[Alton of Somasco by Harold Bindloss]@TWC D-Link book
Alton of Somasco

CHAPTER XVIII
13/16

Save for the light of triumph in his eyes there was nothing in the whole scene to uplift the fancy.

The man's garments were tattered, the river had not washed the mire from him, and one of his boots was gaping, but the discovery he had made was fraught with great possibilities for that lonely valley, and changes in the destinies of many other men.

It had lain wrapped in stillness, a sanctuary for the beasts of the forest, countless ages since the world was young, being made ready slowly by frost and sun, and now man had come.
For five long minutes Alton looked into the future, and once more the fragrance of English roses seemed to steal faintly through the resinous odours of the firs.

Then he shook himself, and glanced again dubiously at the river.
"And now," he said half aloud, "I'll get supper.

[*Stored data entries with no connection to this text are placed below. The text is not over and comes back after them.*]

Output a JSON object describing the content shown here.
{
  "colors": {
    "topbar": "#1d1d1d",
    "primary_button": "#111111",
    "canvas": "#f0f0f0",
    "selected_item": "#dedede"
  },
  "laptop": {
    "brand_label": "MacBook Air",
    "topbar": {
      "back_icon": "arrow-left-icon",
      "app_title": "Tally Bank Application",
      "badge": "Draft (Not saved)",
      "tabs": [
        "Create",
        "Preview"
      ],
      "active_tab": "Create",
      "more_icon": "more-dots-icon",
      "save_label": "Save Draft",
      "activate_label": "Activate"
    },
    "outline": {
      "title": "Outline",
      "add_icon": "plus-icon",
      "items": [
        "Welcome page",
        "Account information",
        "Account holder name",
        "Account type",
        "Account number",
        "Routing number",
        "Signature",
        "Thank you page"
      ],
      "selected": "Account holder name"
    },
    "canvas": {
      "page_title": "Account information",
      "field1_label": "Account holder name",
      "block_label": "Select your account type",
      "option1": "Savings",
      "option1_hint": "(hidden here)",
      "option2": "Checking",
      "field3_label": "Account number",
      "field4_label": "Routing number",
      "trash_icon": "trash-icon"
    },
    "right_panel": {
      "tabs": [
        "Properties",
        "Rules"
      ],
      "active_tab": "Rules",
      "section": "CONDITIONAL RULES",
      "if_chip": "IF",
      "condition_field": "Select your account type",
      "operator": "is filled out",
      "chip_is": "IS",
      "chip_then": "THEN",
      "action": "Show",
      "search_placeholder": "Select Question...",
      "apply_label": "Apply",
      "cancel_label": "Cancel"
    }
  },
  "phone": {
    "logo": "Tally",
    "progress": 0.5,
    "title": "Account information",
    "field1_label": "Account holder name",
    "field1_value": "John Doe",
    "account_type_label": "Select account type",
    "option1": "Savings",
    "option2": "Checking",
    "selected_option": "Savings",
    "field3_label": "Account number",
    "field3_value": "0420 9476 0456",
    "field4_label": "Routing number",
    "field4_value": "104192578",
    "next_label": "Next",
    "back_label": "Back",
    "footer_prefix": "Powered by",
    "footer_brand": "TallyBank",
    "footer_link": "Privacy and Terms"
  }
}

It's a pity about that flour." As those who have sojourned in the bush of that country know, one can sup on reasty pork and green tea alone, when it is impossible to get anything better, but there are more appetizing compounds, and when the edge of his appetite had been blunted, Alton stopped with greasy fingers in the frypan and a little smile upon his face.
"And Somasco's mine, and Carnaby--when I ask for it, with all that lies beneath me here," he said, and sat very still a space, with eyes that had lost their keenness fixed upon the bush.